Purpose: Recent studies reported that clinical responsiveness to gefitinib was associated with somatic mutation of epidermal growth factor receptor (EGFR) gene in non-small cell lung cancers (NSCLC). Here, we investigated the relationship between EGFR mutation and clinicopathologic features.
Experimental design: EGFR mutational status of 120 NSCLCs was determined mainly in EGFR exons 18 to 21 by direct sequence and correlated with clinicopathologic parameters.
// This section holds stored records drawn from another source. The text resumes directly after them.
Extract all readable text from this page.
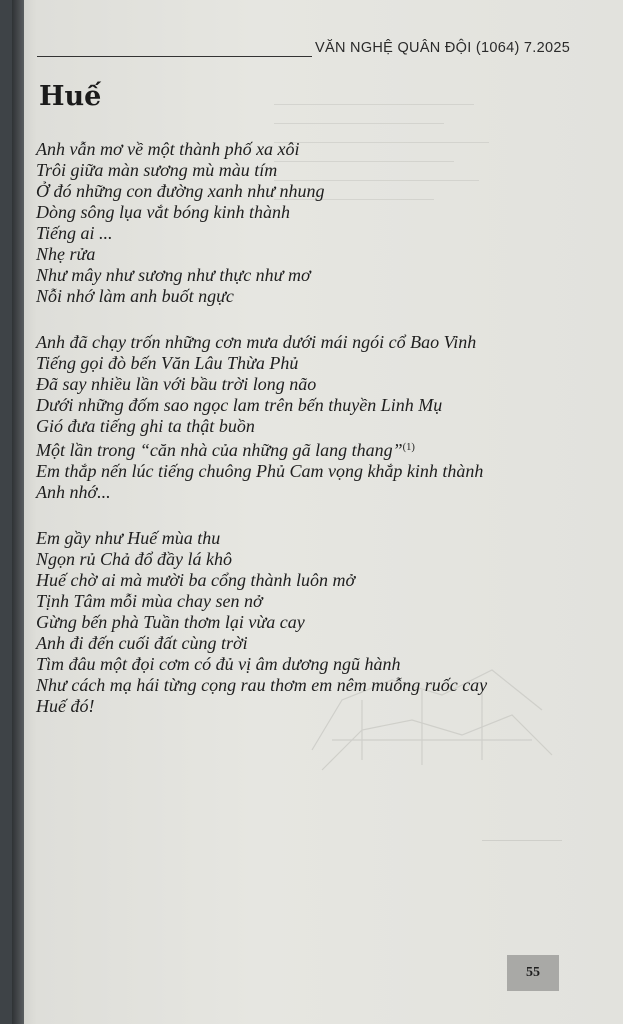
VĂN NGHỆ QUÂN ĐỘI (1064) 7.2025
Huế
Anh vẫn mơ về một thành phố xa xôi
Trôi giữa màn sương mù màu tím
Ở đó những con đường xanh như nhung
Dòng sông lụa vắt bóng kinh thành
Tiếng ai ...
Nhẹ rửa
Như mây như sương như thực như mơ
Nỗi nhớ làm anh buốt ngực
Anh đã chạy trốn những cơn mưa dưới mái ngói cổ Bao Vinh
Tiếng gọi đò bến Văn Lâu Thừa Phủ
Đã say nhiều lần với bầu trời long não
Dưới những đốm sao ngọc lam trên bến thuyền Linh Mụ
Gió đưa tiếng ghi ta thật buồn
Một lần trong “căn nhà của những gã lang thang”$^{(1)}$
Em thắp nến lúc tiếng chuông Phủ Cam vọng khắp kinh thành
Anh nhớ...
Em gầy như Huế mùa thu
Ngọn rủ Chả đổ đầy lá khô
Huế chờ ai mà mười ba cổng thành luôn mở
Tịnh Tâm mỗi mùa chay sen nở
Gừng bến phà Tuần thơm lại vừa cay
Anh đi đến cuối đất cùng trời
Tìm đâu một đọi cơm có đủ vị âm dương ngũ hành
Như cách mạ hái từng cọng rau thơm em nêm muỗng ruốc cay
Huế đó!
55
Results: EGFR mutations were present in 38 cases (32%) and the majority of mutations were in-frame deletions of exon 19 (19 cases) and a missense mutation in exon 21 (18 cases). EGFR mutations were frequently associated with adenocarcinoma (P < 0.0001), never smoker (P < 0.0001), and female gender (P = 0.0001). Of interest, increasing smoke exposure was inversely related to the rate of EGFR mutation (P < 0.0001). Multivariate analysis showed that smoking and histology were independent variables. Furthermore, gender difference was observed for the mutational location (P = 0.01) dominance of exon 19 for males and exon 21 for females. Twenty-one cases were treated with gefitinib and found that EGFR mutation was significantly related to gefitinib responsiveness (P = 0.002). In addition, median survival times of patients with and without EGFR mutations treated with gefitinib were 25.1 and 14.0 months, respectively. Patients with EGFR mutations had approximately 2-fold survival advantage; however, the difference was not significant.
Conclusions: We show that EGFR mutations were significantly related to histology and smoke exposure and were a strong predictive factor for gefitinib responsiveness in NSCLC.